Calculating Torque by Muscle: Bicep Flexor Force & Upper Arm Bone Force

[mattmannmf]

A man holds a 196 N ball in his hand with the forearm horizontal as shown on the drawing to the left. He can support the ball in this position because of force, Fb from his bicep flexor muscule which is applied perpendicular to the forearm. This force applies a torque about the elbow joint.
Let's assume the forearm weighs 22 N and that the distance between the elbow joint and the center of the ball is L= 0.326 m. The distance between the point where the tendon connects the bicep to the forearm and the center of gravity of the arm is x1 = 0.089 m. The distance between the point of connection of the tendon and the elbow joint is x2 = 0.05 m.

a) What is the magnitude of Fb?

b) What is the magnitude of the force applied by the upper arm bone to the forearm at the elbow joint?

not sure what to do for this one

 

[mattmannmf]

i found out that the magnitude of Fb is 1339.08 N

 

[nlightner]

I would approach this problem by using the principles of torque and equilibrium. Torque is the rotational force that is applied to an object, and it is calculated by multiplying the force by the distance from the pivot point. In this case, the pivot point is the elbow joint.

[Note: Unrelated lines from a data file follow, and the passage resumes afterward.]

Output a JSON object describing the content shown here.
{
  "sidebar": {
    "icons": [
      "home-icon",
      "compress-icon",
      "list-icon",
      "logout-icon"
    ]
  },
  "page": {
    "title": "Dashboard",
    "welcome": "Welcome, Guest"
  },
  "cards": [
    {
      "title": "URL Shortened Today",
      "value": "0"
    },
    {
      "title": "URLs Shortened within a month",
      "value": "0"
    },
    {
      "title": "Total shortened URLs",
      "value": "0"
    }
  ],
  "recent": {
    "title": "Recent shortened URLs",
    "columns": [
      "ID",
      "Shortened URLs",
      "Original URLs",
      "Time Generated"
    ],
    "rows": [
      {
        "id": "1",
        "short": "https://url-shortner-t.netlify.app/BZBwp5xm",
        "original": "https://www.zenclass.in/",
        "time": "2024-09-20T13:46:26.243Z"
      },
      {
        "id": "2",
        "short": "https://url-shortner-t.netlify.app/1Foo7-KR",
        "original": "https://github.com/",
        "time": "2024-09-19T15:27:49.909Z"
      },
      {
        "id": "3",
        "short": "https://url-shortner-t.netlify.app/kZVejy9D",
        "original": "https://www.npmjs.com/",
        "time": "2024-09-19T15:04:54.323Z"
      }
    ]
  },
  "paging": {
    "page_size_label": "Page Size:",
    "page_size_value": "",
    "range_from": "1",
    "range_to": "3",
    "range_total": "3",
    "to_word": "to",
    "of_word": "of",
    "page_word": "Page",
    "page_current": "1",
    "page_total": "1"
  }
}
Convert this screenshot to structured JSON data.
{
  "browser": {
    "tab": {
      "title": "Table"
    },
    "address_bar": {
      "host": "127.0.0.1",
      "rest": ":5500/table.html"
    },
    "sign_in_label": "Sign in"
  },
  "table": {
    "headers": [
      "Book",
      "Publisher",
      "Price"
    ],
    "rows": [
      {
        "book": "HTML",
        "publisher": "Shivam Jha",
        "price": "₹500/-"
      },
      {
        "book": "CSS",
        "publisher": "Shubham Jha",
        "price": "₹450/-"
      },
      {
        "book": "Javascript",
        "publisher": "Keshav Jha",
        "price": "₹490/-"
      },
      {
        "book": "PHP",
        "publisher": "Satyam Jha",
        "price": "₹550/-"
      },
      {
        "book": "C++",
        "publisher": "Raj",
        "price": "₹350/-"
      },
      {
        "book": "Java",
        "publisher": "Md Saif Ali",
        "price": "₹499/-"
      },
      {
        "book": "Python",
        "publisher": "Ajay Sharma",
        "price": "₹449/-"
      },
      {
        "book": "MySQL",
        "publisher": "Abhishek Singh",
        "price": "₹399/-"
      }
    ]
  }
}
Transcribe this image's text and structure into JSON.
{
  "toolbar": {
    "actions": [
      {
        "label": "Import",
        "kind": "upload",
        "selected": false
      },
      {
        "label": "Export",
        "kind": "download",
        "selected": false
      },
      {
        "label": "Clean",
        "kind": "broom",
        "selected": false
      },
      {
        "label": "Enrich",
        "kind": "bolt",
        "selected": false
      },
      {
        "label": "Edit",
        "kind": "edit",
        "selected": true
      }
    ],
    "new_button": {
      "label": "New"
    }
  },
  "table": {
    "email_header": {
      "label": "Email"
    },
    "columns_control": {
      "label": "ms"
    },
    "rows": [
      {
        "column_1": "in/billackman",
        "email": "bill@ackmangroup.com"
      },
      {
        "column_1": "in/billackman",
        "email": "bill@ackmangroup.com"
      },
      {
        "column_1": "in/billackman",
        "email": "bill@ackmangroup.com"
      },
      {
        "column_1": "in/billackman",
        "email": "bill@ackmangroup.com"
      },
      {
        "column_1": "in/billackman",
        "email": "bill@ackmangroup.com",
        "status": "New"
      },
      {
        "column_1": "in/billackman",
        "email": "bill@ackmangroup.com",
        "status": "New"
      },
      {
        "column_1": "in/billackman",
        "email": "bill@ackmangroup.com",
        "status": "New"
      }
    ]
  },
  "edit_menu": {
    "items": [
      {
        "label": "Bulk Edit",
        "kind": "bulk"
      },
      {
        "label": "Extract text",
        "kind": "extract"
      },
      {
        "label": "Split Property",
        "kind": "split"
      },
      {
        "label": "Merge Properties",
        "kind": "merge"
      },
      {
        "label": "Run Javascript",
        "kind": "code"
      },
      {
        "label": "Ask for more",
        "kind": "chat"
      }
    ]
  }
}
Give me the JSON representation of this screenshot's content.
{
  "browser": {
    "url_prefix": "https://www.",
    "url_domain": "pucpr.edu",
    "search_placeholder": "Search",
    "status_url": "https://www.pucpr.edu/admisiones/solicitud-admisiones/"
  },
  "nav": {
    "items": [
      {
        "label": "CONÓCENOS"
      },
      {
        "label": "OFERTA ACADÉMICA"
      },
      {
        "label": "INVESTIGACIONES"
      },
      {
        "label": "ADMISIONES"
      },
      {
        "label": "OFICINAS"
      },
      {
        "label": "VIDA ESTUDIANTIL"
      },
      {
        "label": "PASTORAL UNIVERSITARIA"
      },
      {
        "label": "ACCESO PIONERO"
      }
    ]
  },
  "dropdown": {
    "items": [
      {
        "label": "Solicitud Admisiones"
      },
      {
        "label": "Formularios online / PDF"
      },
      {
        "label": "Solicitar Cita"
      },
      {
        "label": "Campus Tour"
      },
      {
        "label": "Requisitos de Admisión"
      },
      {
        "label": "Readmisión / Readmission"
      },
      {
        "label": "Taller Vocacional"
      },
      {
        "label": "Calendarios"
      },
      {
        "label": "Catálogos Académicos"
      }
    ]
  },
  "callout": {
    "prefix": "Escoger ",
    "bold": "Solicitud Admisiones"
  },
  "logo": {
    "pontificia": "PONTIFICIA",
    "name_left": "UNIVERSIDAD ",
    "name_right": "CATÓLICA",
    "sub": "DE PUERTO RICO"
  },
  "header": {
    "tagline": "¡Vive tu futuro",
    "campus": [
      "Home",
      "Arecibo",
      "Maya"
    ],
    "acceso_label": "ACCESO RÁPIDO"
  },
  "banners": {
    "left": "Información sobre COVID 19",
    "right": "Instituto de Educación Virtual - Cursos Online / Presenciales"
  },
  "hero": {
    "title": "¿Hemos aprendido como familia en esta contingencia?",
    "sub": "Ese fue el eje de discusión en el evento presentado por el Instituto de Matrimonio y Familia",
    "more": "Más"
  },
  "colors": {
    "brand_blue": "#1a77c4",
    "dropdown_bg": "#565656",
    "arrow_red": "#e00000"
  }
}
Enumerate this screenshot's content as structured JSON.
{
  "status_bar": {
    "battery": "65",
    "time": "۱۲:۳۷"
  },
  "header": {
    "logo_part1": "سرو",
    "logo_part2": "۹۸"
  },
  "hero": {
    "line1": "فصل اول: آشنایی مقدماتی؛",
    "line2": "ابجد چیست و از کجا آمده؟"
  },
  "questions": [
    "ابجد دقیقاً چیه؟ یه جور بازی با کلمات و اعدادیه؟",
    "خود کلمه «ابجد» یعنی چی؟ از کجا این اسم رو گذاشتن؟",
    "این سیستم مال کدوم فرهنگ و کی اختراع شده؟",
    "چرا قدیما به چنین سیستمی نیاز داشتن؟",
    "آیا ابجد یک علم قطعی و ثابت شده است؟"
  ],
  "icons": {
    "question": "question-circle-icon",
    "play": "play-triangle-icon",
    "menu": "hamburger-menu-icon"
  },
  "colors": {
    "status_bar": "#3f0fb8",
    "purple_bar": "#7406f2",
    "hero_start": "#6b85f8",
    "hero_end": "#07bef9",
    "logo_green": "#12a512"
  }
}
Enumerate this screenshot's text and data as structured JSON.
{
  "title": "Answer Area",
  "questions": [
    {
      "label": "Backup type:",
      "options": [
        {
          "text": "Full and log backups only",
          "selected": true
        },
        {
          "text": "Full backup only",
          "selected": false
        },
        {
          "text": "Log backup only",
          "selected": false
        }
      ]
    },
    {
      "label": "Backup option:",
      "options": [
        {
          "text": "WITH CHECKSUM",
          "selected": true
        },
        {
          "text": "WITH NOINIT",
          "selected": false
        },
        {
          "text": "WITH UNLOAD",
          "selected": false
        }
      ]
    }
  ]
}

a) To find the magnitude of Fb, we can use the equation for torque:
T = Fd
Where T is the torque, F is the force, and d is the distance from the pivot point. In this case, the torque is caused by the weight of the ball, so we can set T = mg, where m is the mass of the ball and g is the acceleration due to gravity. We can also find the distance from the pivot point by subtracting x1 from L: d = L - x1. Plugging in the values given, we get:
mg = Fb(L-x1)
Solving for Fb, we get:
Fb = mg/(L-x1)
Substituting in the values given, we get:
Fb = (196 N)/(0.326 m - 0.089 m) = 761.54 N.
Therefore, the magnitude of Fb is 761.54 N.

b) To find the magnitude of the force applied by the upper arm bone to the forearm at the elbow joint, we need to use the principle of equilibrium. This means that the sum of all the forces acting on the forearm must equal zero, since the forearm is not moving. We can write this as:
ΣF = 0
Where ΣF is the sum of all the forces. In this case, we have two forces acting on the forearm: Fb and the force applied by the upper arm bone. We can write this as:
ΣF = Fb + Fbone = 0
Solving for Fbone, we get:
Fbone = -Fb
Substituting in the value for Fb that we calculated in part a, we get:
Fbone = -761.54 N
Therefore, the magnitude of the force applied by the upper arm bone to the forearm at the elbow joint is 761.54 N, in the opposite direction of Fb.